No, I couldn’t. While Matt did everything he could think of to jog my memory, all the while accepting it might never work but sticking by me nonetheless, I played along but kept one foot outside the circle. I had allowed myself to stay distracted—mostly by Daniel—and that had hurt all of us, but Matt especially.

Dr. Kay’s office was beside a parkette, and I had a sudden urge to take off my shoes and walk barefoot in the grass. Jenny was working on a documentary on something called “earthing”—walking barefoot on dirt, or sand, or grass, or some other natural surface—to eke out electrons from the earth. It sounded a bit (a lot) out-there, but its proponents swore to a host of benefits: everything from generating feelings of happiness to reducing anxiety to helping with insomnia, and Jenny had been pretty psyched about the whole thing. Told me she’d been doing it every day for fifteen minutes at the park near her work, and felt ridiculously joyful afterward; she suggested maybe it could help with my memory. “But if not, trust me, you’ll still feel fantastic.”
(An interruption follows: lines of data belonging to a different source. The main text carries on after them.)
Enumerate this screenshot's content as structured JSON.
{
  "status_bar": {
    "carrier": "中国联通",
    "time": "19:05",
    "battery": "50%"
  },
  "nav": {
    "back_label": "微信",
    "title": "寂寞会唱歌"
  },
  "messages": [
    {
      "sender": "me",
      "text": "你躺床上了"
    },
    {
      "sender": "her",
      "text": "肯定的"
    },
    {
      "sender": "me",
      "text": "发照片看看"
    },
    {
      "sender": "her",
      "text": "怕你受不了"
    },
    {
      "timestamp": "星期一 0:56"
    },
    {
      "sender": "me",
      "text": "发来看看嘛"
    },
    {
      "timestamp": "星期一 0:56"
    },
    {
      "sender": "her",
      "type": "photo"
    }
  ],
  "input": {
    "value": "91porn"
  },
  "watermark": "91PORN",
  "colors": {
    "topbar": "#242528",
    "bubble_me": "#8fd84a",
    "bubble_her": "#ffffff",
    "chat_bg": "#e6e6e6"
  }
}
And for whatever reason, it seemed like exactly the right thing to do at this moment. So I sat on the bench, took off my shoes and rolled up my pant legs into wide cuffs. Then I started walking, the soles of my feet initially ticklish as they settled into the grass. Soon I was walking in a large circle around the grassy parkette, furiously typing a message to Matt on my phone as I did.

My ten minutes of earthing didn’t jog my memory or change my life, but as I slipped grass-stained feet back into my shoes I reread my message to Matt. Then with a grin, I hit Send.